Republica Havas
- Industry: Advertising, marketing & communications
- Founded: November 13, 2006
- Founders: Jorge A. Plasencia (Chairman & CEO) Luis Casamayor (President & CCO)
- Headquarters: Miami, Florida, United States
- Services: Advertising, brand strategy, media planning & buying, public relations, social media, market research, events & experiential, production, management consulting, community engagement

= República, LLC =

Republica Havas is a creative, media, and communications agency based in Miami, Florida.

==History==
Republica Havas was founded on November 13, 2006, by Jorge Plasencia and Luis Casamayor as an agency focused on helping brands reach consumers across languages, traditions, and cultures.

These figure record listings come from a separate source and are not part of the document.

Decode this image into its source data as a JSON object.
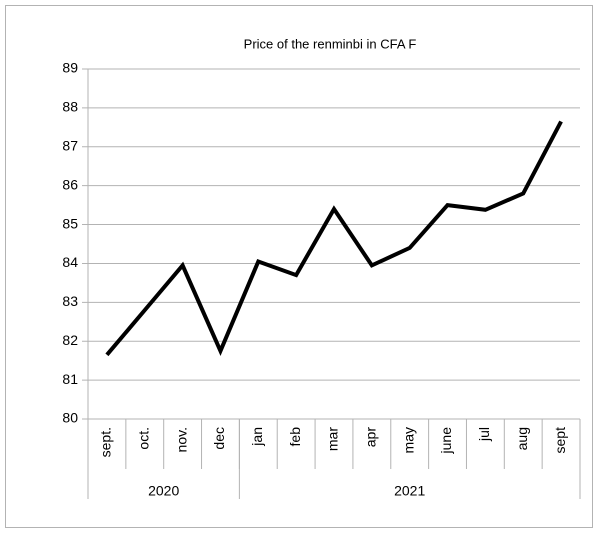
{
  "chart_data": {
    "type": "line",
    "title": "Price of the renminbi in CFA F",
    "categories": [
      "sept.",
      "oct.",
      "nov.",
      "dec",
      "jan",
      "feb",
      "mar",
      "apr",
      "may",
      "june",
      "jul",
      "aug",
      "sept"
    ],
    "groups": [
      {
        "label": "2020",
        "span": 4
      },
      {
        "label": "2021",
        "span": 9
      }
    ],
    "series": [
      {
        "name": "Price",
        "color": "#000000",
        "values": [
          81.65,
          82.8,
          83.95,
          81.75,
          84.05,
          83.7,
          85.4,
          83.95,
          84.4,
          85.5,
          85.38,
          85.8,
          87.65
        ]
      }
    ],
    "ylim": [
      80,
      89
    ],
    "yticks": [
      80,
      81,
      82,
      83,
      84,
      85,
      86,
      87,
      88,
      89
    ],
    "grid": true
  }
}
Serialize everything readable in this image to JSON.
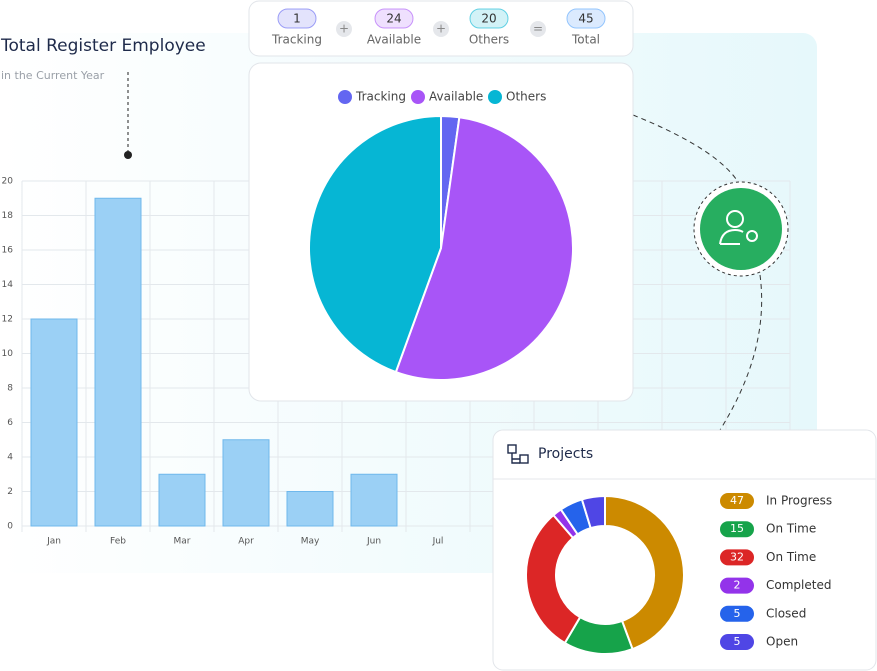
{
  "chart_data": [
    {
      "type": "bar",
      "title": "Total Register Employee",
      "subtitle": "in the Current Year",
      "categories": [
        "Jan",
        "Feb",
        "Mar",
        "Apr",
        "May",
        "Jun",
        "Jul"
      ],
      "values": [
        12,
        19,
        3,
        5,
        2,
        3,
        0
      ],
      "color": "#9bd0f5",
      "ylim": [
        0,
        20
      ],
      "yticks": [
        0,
        2,
        4,
        6,
        8,
        10,
        12,
        14,
        16,
        18,
        20
      ],
      "grid": true
    },
    {
      "type": "pie",
      "categories": [
        "Tracking",
        "Available",
        "Others"
      ],
      "values": [
        1,
        24,
        20
      ],
      "colors": [
        "#6366f1",
        "#a855f7",
        "#06b6d4"
      ],
      "total": 45,
      "total_label": "Total",
      "legend": "top"
    },
    {
      "type": "donut",
      "title": "Projects",
      "categories": [
        "In Progress",
        "On Time",
        "On Time",
        "Completed",
        "Closed",
        "Open"
      ],
      "values": [
        47,
        15,
        32,
        2,
        5,
        5
      ],
      "colors": [
        "#cc8a00",
        "#16a34a",
        "#dc2626",
        "#9333ea",
        "#2563eb",
        "#4f46e5"
      ],
      "legend": "right"
    }
  ]
}
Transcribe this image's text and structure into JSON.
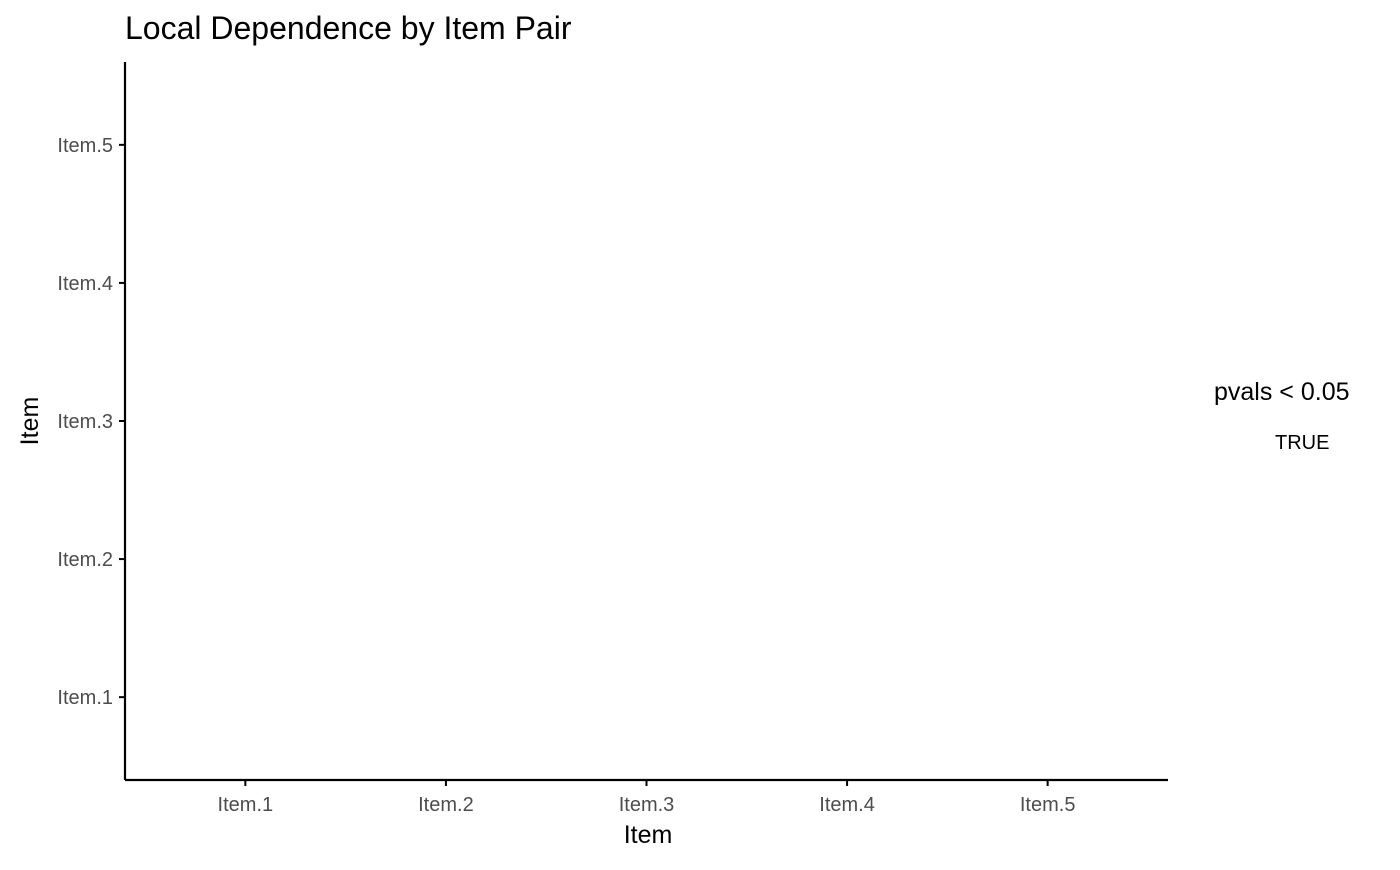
{
  "chart_data": {
    "type": "heatmap",
    "title": "Local Dependence by Item Pair",
    "xlabel": "Item",
    "ylabel": "Item",
    "x_categories": [
      "Item.1",
      "Item.2",
      "Item.3",
      "Item.4",
      "Item.5"
    ],
    "y_categories": [
      "Item.1",
      "Item.2",
      "Item.3",
      "Item.4",
      "Item.5"
    ],
    "cells": [],
    "grid": false,
    "legend": {
      "title": "pvals < 0.05",
      "entries": [
        "TRUE"
      ],
      "placement": "right"
    },
    "colors": {
      "background": "#ffffff",
      "axis_line": "#000000",
      "tick_label": "#4d4d4d"
    }
  }
}
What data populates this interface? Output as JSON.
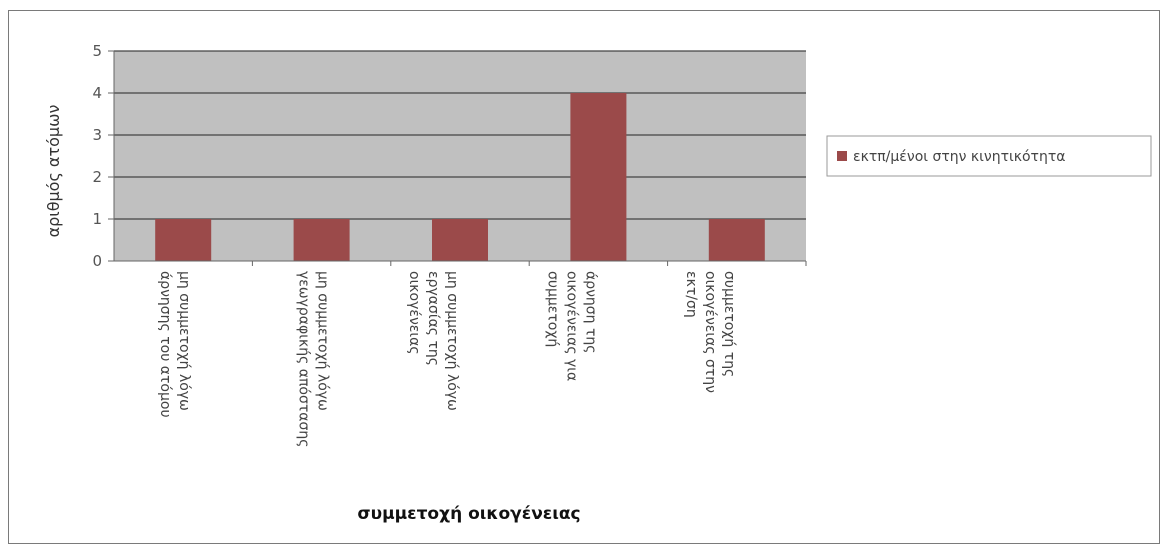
{
  "chart_data": {
    "type": "bar",
    "categories": [
      [
        "μη συμμετοχή λόγω",
        "άρνησης του ατόμου"
      ],
      [
        "μη συμμετοχή λόγω",
        "γεωγραφικής απόστασης"
      ],
      [
        "μη συμμετοχή λόγω",
        "εργασίας της",
        "οικογένειας"
      ],
      [
        "άρνηση της",
        "οικογένειας για",
        "συμμετοχή"
      ],
      [
        "συμμετοχή της",
        "οικογένειας στην",
        "εκτ/ση"
      ]
    ],
    "series": [
      {
        "name": "εκτπ/μένοι στην κινητικότητα",
        "values": [
          1,
          1,
          1,
          4,
          1
        ],
        "color": "#9b4a4a"
      }
    ],
    "ylabel": "αριθμός ατόμων",
    "xlabel": "συμμετοχή οικογένειας",
    "ylim": [
      0,
      5
    ],
    "yticks": [
      0,
      1,
      2,
      3,
      4,
      5
    ],
    "grid": true,
    "plot_background": "#c0c0c0",
    "legend_position": "right"
  }
}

Republica Havas was ranked for five consecutive years on Inc. Magazine's Inc. 5000 annual list of America's fastest growing private companies, servicing clients in the U.S. and around the world. In January 2010, Republica relocated to its own facility, The Republica Building, on Miami's Coral Way.

In September 2018, Republica announced an investment from Havas Group, a division of Vivendi, the global conglomerate that includes Universal Music Group, Canal+, Gameloft, Editis, and Dailymotion, among others. As part of the new partnership with Havas, Republica was renamed Republica Havas and according to Advertising Age, as part of the deal, the agency became Havas North America's lead multicultural agency.

==Notable clients==

Over the years, the agency has created campaigns for clients including Toyota, Walmart, Google, Baptist Health, NBCUniversal, Nielsen Holdings, Royal Caribbean, Sedano's Supermarkets, Adrienne Arsht, Fairchild Tropical Botanic Garden, Air Wick, National Pork Board, and Biogen.

Republica Havas has also created public service campaigns, including Broken Crayons,
and Stop the Cycle for child abuse prevention; nonprofit Amigos For Kids; the Es el Momento for the Gates Foundation and Univision; Stand Stronger for Civic Nation and The White House; El Poder en Ti for NBCUniversal Telemundo; and the Earth Unplugged album for Fairchild Tropical Botanic Garden.